The western flank of the Great Bahama Bank, drilled during ODP Leg 166 at seven sites, represents a prograding carbonate sequence from late Oligocene to Holocene [Eberli et al., Proc. ODP Init. Reports 166 (1997)]. The signatures of the detrital input and of diagenetic alteration are evident in clay enriched intervals from the most distal Sites 1006 and 1007 in the Straits of Florida. Mineralogical and chemical investigations (XRD, TEM, SEM, ICP-MS) run on bulk rocks and on the clay fractions enable the origin and evolution of silicate parageneses to be characterized. Plio-Pleistocene silt and clay interbeds contain detrital clay assemblages comprising chlorite, illite, interstratified illite smectite, smectite, kaolinite and palygorskite. The greater smectite input within late Pliocene units than in Pleistocene oozes may relate either varying source areas or change in paleoclimatic conditions and weathering intensity. The clay intervals from Miocene-upper Oligocene wackestone sections are fairly different, with prevalent smectite in the fine fraction, whose high crystallinity and Mg contents that point towards an authigenic origin.
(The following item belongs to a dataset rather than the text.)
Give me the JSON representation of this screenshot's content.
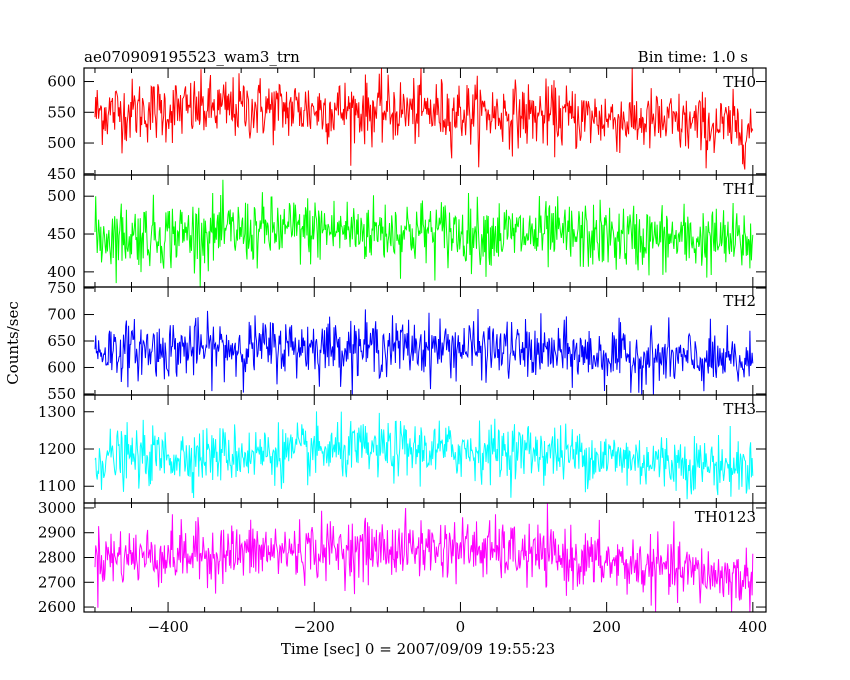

The lower Miocene section, below 1104 mbsf, at depths where compaction features are well developed, is particularly characterized by abundant authigenic Na-K-clinoptilolite filling foraminifer tests. The authigenic smectite and clinoptilolite paragenesis is recorded by the chemical trends, both of the sediment and the interstitial fluid. This diagenetic evolution implies Si- and Mg rich fluids circulating in deeper and older sequences. For lack of any local volcaniclastic input, the genesis of zeolite and the terms of water rock interaction are discussed. The location of the diagenetic front correlates with that of the seismic sequence boundary P2 dated as 23.2 Ma. This correspondence may allow the chronostratigraphic significance of some specific seismic reflections to be reassessed.